Investors remain concerned that historically high interest rates and economic worries will impact consumers, dampening new car sales, despite most of the year new car sales showing resilience. Shareholders are also uneasy about the losses from electric vehicles by auto manufacturers, as General Motors' Chinese competitors overseas are launching affordable electric vehicles in large numbers, while Tesla (TSLA.US) continues to dominate electric vehicle sales in the USA. Company executives state that although Chinese auto manufacturers have not yet entered the US market, large auto manufacturers like General Motors see the threat from low-cost and high-tech vehicles.

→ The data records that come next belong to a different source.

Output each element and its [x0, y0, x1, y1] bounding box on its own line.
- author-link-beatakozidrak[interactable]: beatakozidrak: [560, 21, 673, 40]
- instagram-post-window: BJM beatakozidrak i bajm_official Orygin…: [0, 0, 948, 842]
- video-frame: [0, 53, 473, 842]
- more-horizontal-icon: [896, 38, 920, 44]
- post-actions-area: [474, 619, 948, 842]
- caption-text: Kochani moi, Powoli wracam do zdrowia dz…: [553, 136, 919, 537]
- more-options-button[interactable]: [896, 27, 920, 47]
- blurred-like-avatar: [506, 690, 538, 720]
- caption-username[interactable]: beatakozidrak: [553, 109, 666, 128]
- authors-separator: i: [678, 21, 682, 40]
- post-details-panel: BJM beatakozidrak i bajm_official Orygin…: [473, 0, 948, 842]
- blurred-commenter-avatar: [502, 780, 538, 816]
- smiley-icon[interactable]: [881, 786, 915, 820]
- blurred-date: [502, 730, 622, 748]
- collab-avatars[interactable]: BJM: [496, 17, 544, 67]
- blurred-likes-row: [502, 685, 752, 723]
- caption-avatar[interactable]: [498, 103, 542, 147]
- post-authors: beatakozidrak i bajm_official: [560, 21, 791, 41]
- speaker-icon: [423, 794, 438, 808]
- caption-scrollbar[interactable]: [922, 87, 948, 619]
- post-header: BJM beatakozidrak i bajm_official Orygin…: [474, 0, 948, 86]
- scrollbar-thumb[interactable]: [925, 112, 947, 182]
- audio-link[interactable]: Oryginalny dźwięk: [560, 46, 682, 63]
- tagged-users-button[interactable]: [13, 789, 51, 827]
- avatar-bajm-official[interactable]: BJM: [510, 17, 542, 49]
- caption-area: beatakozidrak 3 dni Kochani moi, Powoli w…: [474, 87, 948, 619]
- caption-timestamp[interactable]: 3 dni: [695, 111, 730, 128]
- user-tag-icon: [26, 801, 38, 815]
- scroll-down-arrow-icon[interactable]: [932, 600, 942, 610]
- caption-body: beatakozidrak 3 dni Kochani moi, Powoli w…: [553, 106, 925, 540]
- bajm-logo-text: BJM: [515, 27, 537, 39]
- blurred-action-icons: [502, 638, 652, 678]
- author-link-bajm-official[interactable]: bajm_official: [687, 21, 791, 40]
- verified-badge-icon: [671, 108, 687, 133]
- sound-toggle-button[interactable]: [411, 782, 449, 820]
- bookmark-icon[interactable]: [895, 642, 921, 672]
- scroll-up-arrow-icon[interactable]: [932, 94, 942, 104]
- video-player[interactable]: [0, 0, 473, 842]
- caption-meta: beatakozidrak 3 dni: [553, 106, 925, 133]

General Motors' profit driver is traditional gasoline-powered vehicles, including 8 new gasoline SUV models set to be launched by the end of 2025, attracting many customers who are not yet ready for electric vehicles. With increased production of models like the Silverado electric truck and Equinox electric SUV, the quarterly sales of electric vehicles have been increasing this year. However, as of the third quarter, electric vehicles only account for about 4% of the company's total deliveries in the USA.

Investors also hope for clearer plans from General Motors' self-driving Cruise division. Since an autonomous taxi was involved in a safety incident last year, the division has been under close scrutiny. The division recorded an operational loss of $0.4 billion in the third quarter, lower than the $0.7 billion loss in the same period last year. At a General Motors investor day earlier this month, Barra stated that by 2025, the division's losses will not exceed $2 billion.

The translation is provided by third-party software.